The first stage was to spent time with recently dead bodies as they began to bloat, discolour and ooze. The second, a week later, was to be present to the stench released by the corpse as it was torn apart and eaten by birds and animals; I could go on, but I’m sure you get the picture…
As Yair said, “The monks were being trained to do this with full presence of mind to gain insight to this horrible experience but they already had the spiritual framework of compassion which allowed them to cope with it.”
“We are currently running an experiment to find out if meditation can have a positive effect on our death denial mechanism, and the early signs are encouraging, but actually, I don’t think it’s very complicated. As Marcus Aurelius said, facing your own death puts you in alignment with the nature of things. It keeps you very clear about what is important and it reminds you that you have a very limited time to achieve it, so don’t waste it.”
There is comfort in knowing that it’s not our fault that we cannot bring ourselves to think about our own death, but not even Doctor Dor-Ziderman’s explanation makes it easy to address the matter in hand. Thinking about our own death takes an extraordinary act of will, and courage of a kind that we don’t see in the movies.
Other than meditating or following the example of Marcus Aurelius, I asked Yair if he knew of any other ways to help us think the unthinkable.
“Yes”, he replied. “There is a whole branch of psychology you can explore called ‘existential psychology’ which aims to make us more conscious and more accepting.”

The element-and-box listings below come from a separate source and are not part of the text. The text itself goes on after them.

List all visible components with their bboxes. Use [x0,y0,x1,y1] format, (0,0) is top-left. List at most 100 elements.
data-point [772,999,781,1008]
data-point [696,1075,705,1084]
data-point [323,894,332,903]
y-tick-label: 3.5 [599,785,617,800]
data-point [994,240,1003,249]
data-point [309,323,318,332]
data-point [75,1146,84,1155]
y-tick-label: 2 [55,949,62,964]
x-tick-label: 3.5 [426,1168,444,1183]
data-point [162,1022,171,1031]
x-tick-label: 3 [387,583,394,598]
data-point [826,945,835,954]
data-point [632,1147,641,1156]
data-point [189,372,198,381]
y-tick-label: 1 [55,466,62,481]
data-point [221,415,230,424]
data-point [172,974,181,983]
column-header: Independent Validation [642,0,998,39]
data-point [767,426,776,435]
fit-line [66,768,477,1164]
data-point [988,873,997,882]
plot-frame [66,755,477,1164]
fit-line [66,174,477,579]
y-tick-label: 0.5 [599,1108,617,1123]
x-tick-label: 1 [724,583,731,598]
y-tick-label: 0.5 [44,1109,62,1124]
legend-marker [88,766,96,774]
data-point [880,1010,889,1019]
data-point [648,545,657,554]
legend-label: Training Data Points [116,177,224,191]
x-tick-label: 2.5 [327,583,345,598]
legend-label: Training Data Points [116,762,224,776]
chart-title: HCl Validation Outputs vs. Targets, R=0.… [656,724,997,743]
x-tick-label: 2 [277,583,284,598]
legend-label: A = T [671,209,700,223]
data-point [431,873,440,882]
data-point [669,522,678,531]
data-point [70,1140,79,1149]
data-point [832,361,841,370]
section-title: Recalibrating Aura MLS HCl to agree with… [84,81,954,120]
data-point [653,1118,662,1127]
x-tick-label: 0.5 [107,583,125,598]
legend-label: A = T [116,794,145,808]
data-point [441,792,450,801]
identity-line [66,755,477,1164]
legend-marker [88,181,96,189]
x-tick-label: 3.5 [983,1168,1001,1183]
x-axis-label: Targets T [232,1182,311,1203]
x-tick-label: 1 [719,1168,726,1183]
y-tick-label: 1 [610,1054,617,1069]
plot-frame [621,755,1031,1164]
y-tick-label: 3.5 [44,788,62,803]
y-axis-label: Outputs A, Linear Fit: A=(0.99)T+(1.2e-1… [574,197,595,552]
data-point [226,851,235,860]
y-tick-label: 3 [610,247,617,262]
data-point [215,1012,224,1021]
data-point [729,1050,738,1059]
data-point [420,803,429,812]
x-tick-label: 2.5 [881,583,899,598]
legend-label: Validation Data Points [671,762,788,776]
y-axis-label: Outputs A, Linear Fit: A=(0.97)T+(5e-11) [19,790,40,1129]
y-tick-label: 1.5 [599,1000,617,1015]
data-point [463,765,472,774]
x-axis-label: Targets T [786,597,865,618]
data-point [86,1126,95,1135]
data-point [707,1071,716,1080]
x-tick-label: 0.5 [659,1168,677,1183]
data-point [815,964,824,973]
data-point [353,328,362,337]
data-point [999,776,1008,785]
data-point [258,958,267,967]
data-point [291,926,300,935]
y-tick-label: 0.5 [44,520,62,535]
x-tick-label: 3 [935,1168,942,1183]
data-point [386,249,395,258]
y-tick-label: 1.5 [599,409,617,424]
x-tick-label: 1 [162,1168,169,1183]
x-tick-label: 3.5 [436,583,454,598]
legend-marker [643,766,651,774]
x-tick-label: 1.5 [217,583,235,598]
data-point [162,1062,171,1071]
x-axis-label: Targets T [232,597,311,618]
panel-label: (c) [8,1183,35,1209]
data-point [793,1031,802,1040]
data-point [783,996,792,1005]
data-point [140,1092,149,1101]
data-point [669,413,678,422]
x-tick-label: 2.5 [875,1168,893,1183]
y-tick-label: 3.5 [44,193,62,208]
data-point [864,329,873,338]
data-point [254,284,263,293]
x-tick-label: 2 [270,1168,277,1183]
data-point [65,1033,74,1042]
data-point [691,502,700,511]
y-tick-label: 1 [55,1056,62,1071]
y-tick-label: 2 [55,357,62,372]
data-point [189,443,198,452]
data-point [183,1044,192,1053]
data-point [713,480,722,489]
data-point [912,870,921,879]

As the name suggests, existential psychology has its roots in the writings of the 20th century French philosopher Jean Paul Sartre who coined the phrase, ‘man is condemned to be free’. As he saw it, in a world without gods, the human task is to create our own purpose and meaning. Taking responsibility for our own existence is anguishing, he argues, but it is only by doing so that we can fulfil the potential of our lives. ‘We are our choices’, Sartre famously said, and what we become in life is up to us.
(By the way, if that sounds like humanism, that’s not surprising. It comes a 1946 essay called “Existentialism is a Humanism”.) One of Jean-Paul’s less well-known quotations is this one; ‘life begins on the other side of despair’.
Admitting that death is frightening is the first step; the next is to talk about it.